Октября 29. — Я разузнал все, что было возможно, насчет англичанина, но это все оказалось очень недостаточным. Г. Бюхлер сообщил мне, что спустя два месяца по отъезде Блэка из Гейдельберга, он получил от него письмо из отеля «Якорь» в Лондоне. Вот и все сведения, которые мне удалось получить. Теперь мне нужно разыскать отель «Якорь», а дальнейшие мои действия будут зависеть от того, что я там узнаю. Моим друзьям известно, что я предпринимаю небольшую экскурсию в Англию; у меня есть письма к профессору Тому в Оксфорде и к сэру Гильберту Харкнессу из Аштон-холла в Хэмпшире. Последний, большой любитель редких и любопытных книг, составил огромную библиотеку. Я рассчитывал, что он поможет мне найти «Жиральда». Но он не узнает, зачем мне нужен Жиральд, — ни один смертный не узнает моей тайны; я ни с кем не разделю своего могущества.
Ноября 10. — Пишу в отеле «Якорь», в Лондоне. Удалось достать кое-какие сведения о молодом англичанине. Отель «Якорь» — дрянная гостиница на узкой, темной улице; в ней останавливаются только бедные люди. Я спросил у хозяина, не помнит ли он некоего г.

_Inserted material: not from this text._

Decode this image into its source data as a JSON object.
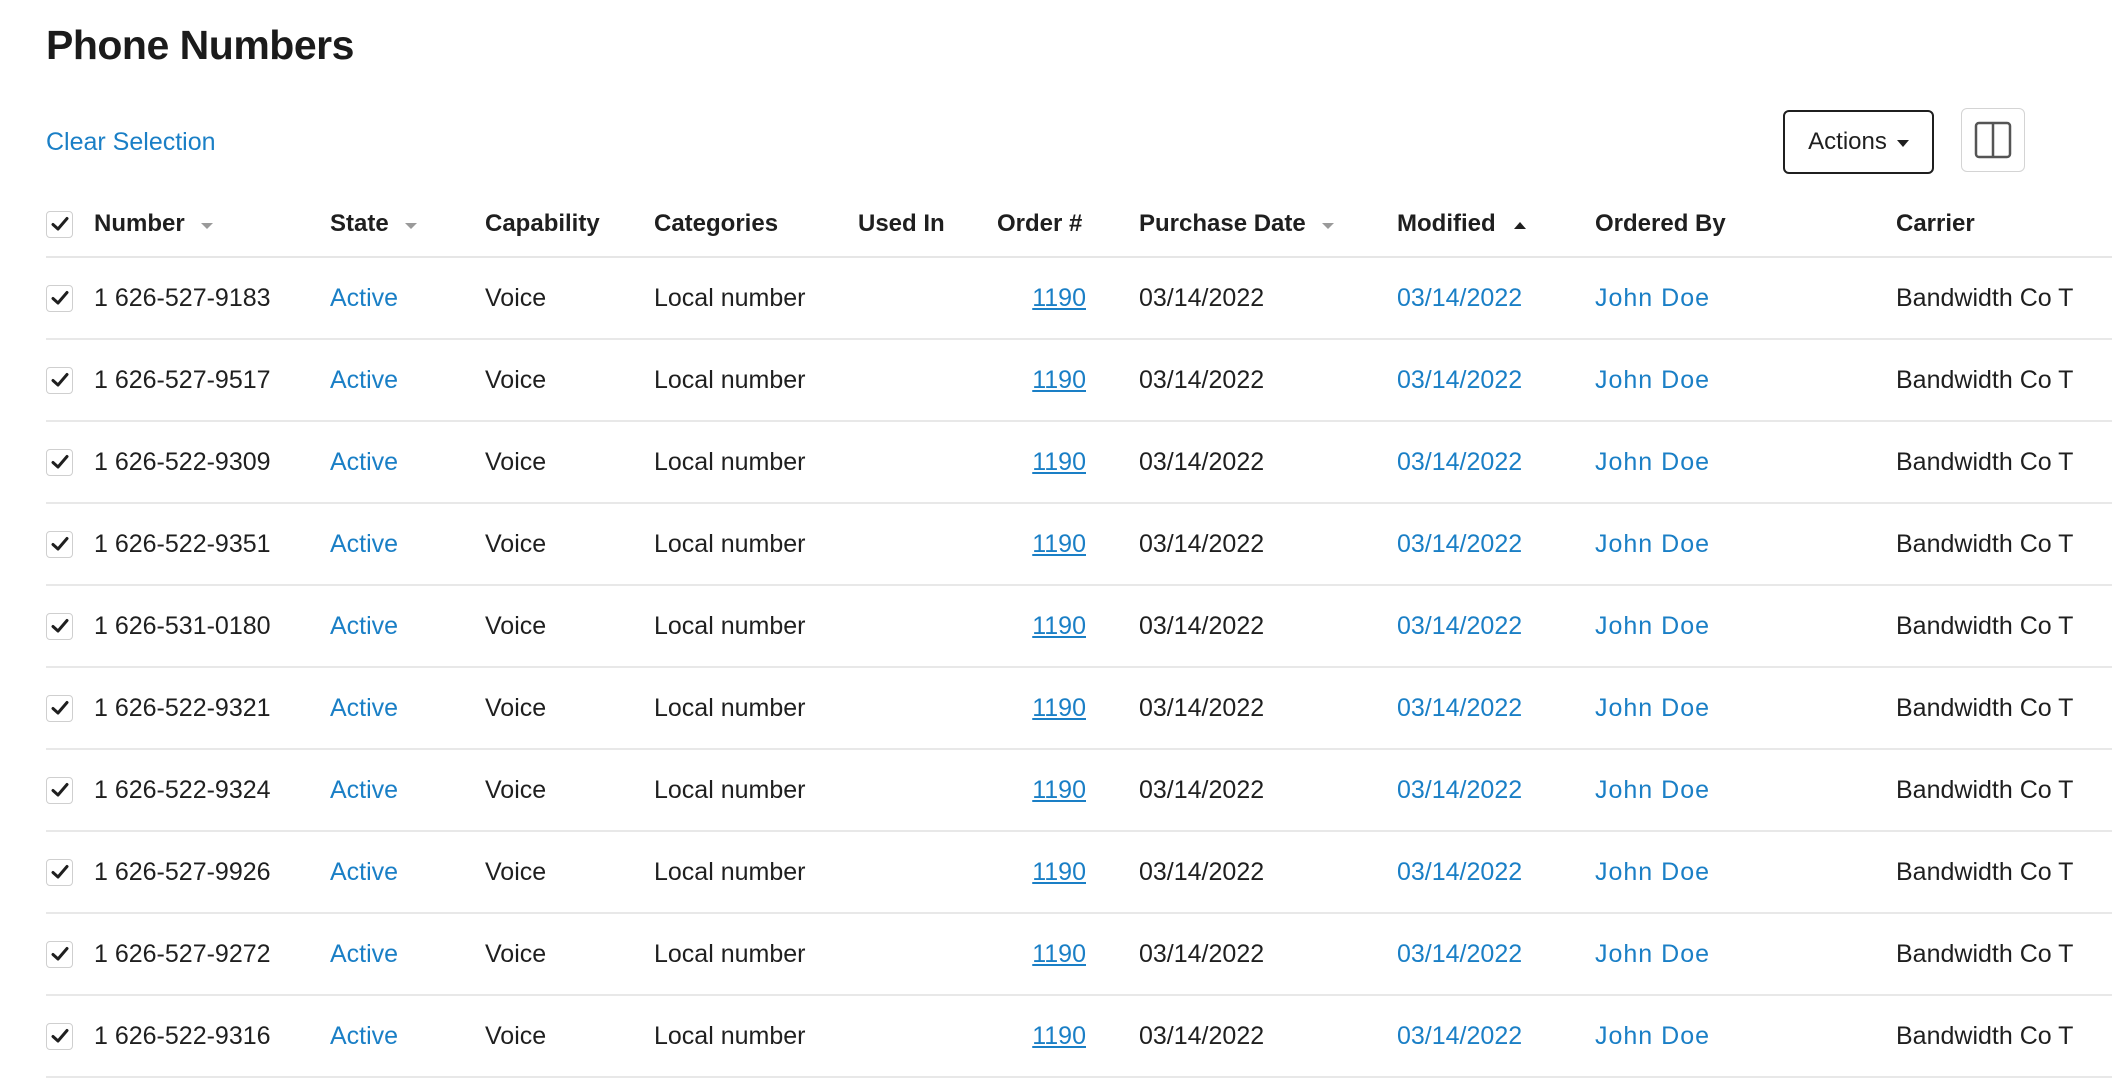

Блэка, останавливавшегося у него полгода тому назад, причем описал наружность молодого англичанина. Хозяин, — толстый, жирный, глупый англосакс, — ничего не помнил, но его жена, бойкая, живая особа, вспомнила. По ее словам, Блэк прожил у них с месяц и заплатил вперед, хотя с виду казался очень бедным. Он постоянно читал и разговаривал сам с собой. Однажды он забрал все свои вещи и, сказав, что пойдет к букинисту Блэку, ушел из гостиницы; с тех пор его и не видали. Поблагодарив хозяйку, я отправился отыскивать лавочку Блэка. Может быть, этот Блэк его отец; во всяком случае они, наверно, родственники.
Ноября 11. — Целый день я безуспешно разыскивал букиниста Блэка. По-видимому, он не пользуется известностью; однако, уже под вечер, какой-то полисмен сообщил мне, что такой букинист есть на Ван-стрит. Завтра схожу туда.
Ноября 12. — Я нашел лавочку Блэка, но не «Жиральда». Она оказалась на Ван-стрит, как и говорил полисмен. Она стиснута между двумя большими домами и имеет очень жалкий вид. Я вошел и спросил несколько книг. Хозяин — маленький седенький старичок в порыжевшей черной паре. Я завел с ним разговор о том, о сем, и наконец спросил, есть ли у него сын. Он отвечал, что его сын умер месяца три назад, по возвращении из Германии, куда ездил учиться. Я назвал себя и старик, по-видимому, обрадовался. Он очень гордился своим сыном. Я спросил его, не привез-ли его сын из Германии второй том сочинений Жиральда фон Брина. Старик подумал и отвечал утвердительно. Я спросил, где теперь эта книга. Старик отвечал, что продал ее месяц тому назад какому-то джентльмену. Фамилии его он не знал, но знал, что у него лучшая библиотека старинных книг в Англии и что он пишет историю химии. Это, должно быть, сэр Гильберт Харкнесс. У него огромная библиотека и мне говорили в Германии, что он пишет историю химии. Вероятно, «Жиральд» понадобился ему для справок. Я поблагодарил старика и ушел из лавчонки. Теперь я не сомневаюсь, что книга находится в библиотеке сэра Гильберта Харкнесса. Поеду к нему завтра.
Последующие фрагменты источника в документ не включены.